Bir şeyin vakti falan geldiği yok. Akrebin, yelkovana olan köleliğini zaten anlamış değilimdir. Saniyeler ise en özerk birimdir oysa. Çeyrek asır geçmesi pek mi mühim ki, okuduğum biyografilerde en çok dikkat ettiklerim iki dünya savaşını da görüp görmediği değil miydi zaten zat-ı muhteremin, ama hep 1. dünya savaşında küçük yaşta oluyorlardı nedense, muhakemesini yapabilecek miydi ki o yaşta? Ama en çok 2. dünya savaşı etkilerini üzerinde hissettirirdi. Ama dile kolay kafadan bir 30 sene vardı iki savaş arasında. Benden daha olgun, daha abi bir zaman dilimi. Talebe olduğum zamanlarda hiç talebeliği sevemedim. Oysa şimdi talebe olduğumun bile farkında değilim. Askerde sabahın köründe kalkmak mı daha iyiydi? Yoksa saatlerce ders çalışmak mı? Belki de kendimi mental olarak yormaya da alışık değildim pek.

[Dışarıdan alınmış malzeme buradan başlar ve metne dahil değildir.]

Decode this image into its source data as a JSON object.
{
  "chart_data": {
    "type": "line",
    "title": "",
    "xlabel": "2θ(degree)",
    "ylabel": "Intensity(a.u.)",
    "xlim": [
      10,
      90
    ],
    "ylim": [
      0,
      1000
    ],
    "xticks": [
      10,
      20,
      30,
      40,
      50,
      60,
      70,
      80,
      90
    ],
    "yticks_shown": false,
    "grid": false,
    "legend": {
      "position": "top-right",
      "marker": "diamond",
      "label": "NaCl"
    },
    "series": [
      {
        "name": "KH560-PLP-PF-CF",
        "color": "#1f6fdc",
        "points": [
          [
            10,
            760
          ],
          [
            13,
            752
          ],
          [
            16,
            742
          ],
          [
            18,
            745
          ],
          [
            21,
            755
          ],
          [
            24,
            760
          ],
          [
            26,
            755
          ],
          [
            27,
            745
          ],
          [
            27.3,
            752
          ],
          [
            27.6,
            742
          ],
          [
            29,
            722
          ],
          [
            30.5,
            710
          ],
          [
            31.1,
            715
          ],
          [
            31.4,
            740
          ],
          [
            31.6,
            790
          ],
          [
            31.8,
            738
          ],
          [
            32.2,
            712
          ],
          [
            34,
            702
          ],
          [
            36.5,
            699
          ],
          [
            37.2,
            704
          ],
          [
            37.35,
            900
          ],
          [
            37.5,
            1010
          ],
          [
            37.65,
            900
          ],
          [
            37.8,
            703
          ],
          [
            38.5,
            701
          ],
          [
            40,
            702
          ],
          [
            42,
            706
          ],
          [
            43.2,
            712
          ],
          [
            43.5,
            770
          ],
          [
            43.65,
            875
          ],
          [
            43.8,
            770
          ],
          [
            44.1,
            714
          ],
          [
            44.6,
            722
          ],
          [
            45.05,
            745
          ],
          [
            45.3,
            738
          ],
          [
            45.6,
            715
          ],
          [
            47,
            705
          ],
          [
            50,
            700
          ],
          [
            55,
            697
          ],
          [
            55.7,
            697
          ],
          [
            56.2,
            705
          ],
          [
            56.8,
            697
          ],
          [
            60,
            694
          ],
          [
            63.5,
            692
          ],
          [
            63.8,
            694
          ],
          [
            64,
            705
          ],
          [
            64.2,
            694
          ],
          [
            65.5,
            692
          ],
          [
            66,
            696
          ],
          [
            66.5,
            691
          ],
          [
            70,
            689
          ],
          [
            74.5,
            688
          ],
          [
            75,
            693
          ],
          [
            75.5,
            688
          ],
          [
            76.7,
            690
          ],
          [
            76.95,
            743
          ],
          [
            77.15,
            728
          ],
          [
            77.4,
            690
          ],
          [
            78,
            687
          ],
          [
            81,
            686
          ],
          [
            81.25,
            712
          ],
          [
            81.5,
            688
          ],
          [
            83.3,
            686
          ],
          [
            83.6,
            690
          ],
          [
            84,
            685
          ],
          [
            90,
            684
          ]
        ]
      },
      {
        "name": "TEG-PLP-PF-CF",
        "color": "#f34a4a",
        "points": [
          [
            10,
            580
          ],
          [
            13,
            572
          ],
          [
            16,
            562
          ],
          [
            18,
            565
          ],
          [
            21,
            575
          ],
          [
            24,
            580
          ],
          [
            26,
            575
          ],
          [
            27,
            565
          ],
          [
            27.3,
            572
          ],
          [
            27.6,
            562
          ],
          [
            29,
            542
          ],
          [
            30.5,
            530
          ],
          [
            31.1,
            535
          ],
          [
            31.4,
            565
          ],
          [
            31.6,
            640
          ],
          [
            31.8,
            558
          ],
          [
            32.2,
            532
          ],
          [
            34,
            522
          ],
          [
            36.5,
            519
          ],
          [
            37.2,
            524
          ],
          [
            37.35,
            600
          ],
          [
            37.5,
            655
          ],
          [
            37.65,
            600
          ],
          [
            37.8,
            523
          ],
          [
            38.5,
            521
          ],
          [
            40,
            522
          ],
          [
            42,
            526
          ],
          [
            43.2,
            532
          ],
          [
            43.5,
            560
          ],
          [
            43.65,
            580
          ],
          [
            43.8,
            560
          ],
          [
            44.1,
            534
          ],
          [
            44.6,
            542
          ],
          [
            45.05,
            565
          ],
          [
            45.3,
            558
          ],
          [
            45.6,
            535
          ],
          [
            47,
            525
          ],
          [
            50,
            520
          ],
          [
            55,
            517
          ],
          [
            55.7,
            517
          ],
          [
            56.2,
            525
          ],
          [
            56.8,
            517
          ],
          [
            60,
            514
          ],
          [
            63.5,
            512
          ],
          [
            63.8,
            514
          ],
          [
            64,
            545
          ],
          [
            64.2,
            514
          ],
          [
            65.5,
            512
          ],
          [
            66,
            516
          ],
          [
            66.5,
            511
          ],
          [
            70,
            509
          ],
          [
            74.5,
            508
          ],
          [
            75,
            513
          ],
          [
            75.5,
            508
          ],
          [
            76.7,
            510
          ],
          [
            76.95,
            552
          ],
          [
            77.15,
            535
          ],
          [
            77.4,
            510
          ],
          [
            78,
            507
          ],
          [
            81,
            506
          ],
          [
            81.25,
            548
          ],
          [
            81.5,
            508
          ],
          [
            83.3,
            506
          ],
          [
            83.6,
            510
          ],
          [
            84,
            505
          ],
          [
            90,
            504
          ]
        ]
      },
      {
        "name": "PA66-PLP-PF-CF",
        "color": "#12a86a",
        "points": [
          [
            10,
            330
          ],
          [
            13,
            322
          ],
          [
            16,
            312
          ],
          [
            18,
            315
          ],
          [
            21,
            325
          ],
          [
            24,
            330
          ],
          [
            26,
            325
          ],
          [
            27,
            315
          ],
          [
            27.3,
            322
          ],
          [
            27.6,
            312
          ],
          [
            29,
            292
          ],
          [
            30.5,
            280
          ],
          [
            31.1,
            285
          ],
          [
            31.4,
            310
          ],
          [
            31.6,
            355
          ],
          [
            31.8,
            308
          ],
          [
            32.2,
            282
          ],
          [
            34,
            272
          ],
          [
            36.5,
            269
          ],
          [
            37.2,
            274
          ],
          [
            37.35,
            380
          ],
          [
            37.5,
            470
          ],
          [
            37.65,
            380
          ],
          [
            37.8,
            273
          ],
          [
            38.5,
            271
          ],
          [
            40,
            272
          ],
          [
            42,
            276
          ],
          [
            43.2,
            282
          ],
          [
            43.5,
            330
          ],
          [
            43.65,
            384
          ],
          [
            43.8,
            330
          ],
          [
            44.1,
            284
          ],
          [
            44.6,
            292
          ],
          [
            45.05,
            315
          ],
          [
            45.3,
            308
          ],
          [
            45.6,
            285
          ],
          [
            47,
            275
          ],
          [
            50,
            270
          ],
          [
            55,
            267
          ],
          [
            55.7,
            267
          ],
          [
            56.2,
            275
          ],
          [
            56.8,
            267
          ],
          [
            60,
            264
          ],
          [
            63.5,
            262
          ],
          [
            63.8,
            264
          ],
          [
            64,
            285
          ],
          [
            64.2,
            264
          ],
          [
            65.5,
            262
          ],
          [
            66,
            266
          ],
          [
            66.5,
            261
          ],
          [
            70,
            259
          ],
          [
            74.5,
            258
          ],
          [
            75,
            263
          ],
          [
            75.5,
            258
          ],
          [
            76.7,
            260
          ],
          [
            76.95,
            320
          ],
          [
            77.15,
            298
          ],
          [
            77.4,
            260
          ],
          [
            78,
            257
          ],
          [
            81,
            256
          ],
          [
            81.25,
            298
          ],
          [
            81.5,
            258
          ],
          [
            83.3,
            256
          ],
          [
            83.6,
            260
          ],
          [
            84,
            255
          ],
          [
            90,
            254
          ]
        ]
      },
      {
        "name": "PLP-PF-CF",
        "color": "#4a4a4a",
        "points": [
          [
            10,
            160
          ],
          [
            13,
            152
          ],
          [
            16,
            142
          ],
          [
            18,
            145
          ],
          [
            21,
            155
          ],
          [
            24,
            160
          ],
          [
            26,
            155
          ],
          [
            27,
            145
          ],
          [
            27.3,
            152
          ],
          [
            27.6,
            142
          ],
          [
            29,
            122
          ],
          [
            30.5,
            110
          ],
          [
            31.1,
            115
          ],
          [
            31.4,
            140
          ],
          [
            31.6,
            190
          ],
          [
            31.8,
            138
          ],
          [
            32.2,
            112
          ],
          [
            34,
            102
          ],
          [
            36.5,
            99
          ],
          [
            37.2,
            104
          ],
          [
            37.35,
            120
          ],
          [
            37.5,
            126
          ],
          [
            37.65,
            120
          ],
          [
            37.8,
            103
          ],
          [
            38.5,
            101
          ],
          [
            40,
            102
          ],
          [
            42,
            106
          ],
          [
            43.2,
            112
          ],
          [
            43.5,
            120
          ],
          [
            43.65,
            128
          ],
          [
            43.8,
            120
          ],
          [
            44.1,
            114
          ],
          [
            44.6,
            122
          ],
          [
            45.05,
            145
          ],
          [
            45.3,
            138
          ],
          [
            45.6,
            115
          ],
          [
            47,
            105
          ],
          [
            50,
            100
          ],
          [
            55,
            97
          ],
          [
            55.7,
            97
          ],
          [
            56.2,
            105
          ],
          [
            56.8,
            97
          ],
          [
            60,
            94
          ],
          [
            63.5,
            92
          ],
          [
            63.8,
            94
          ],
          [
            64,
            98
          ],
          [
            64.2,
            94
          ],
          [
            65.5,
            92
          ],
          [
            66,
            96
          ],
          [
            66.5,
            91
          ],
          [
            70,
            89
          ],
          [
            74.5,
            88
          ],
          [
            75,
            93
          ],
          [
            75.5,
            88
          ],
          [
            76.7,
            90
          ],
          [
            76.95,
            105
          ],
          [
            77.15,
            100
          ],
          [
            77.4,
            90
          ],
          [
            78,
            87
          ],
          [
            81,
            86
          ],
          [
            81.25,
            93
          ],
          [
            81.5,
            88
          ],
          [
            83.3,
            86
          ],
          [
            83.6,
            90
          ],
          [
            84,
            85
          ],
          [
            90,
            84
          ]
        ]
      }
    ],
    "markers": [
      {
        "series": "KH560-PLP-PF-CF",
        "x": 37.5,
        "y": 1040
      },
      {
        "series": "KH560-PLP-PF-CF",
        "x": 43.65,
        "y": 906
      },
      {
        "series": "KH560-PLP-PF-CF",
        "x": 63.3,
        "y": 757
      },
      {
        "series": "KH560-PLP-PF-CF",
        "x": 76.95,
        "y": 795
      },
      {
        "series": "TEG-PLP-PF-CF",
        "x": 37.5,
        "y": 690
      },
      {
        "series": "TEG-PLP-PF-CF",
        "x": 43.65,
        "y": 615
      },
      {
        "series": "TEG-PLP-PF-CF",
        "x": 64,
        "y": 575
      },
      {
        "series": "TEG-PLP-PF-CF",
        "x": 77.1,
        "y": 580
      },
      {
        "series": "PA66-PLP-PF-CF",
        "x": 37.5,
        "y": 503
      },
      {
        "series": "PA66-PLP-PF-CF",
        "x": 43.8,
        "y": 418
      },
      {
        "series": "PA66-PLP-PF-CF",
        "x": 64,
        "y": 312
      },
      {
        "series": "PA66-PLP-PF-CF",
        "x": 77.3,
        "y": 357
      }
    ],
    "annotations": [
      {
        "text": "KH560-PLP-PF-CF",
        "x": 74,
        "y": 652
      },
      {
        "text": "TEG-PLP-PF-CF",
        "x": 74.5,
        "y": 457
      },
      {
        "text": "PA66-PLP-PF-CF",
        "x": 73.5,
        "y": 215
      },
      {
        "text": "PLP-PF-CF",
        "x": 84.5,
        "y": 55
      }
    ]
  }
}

Düşünmek bile zordu. Daha fazla kalori yakıyordu. En yorucu rüyaların ertesi en zor kalktığım günler değil miydi zaten?
Eski Anıl'a nolmuştu sahi? Ya da eski bir Anıl var mıydı? Babamın olmadığı bu zamanlarda daha fazla zorlanıyorum onu fark ettim, o varken kıymetini pek bilememişim. Aslında yükün bir kısmını sırtlayabilirdim o zamanlar. Annemin öğretmenliğini yaptığının 3. senesindeki yaştayım. Annemin İstanbul'daki 3. senesi. Babam daha Sinop'da. Tanışmamışlar. Dedelerim sağ. Ben ise irrasyonel yaşlardayım. Bir gün gelecek herkesi sırayla gömecek miydim? Yoksa ilk toprak benim üzerime mi atılırdı ki? Yalnızlık iki türlü de korkunçtu. Bir de kalabalık içinde yalnızlık vardı Raif efendi stayla ama onu düşünmek bile istemiyorum.
Mezara bile kira vereceğim ondan korkuyorum.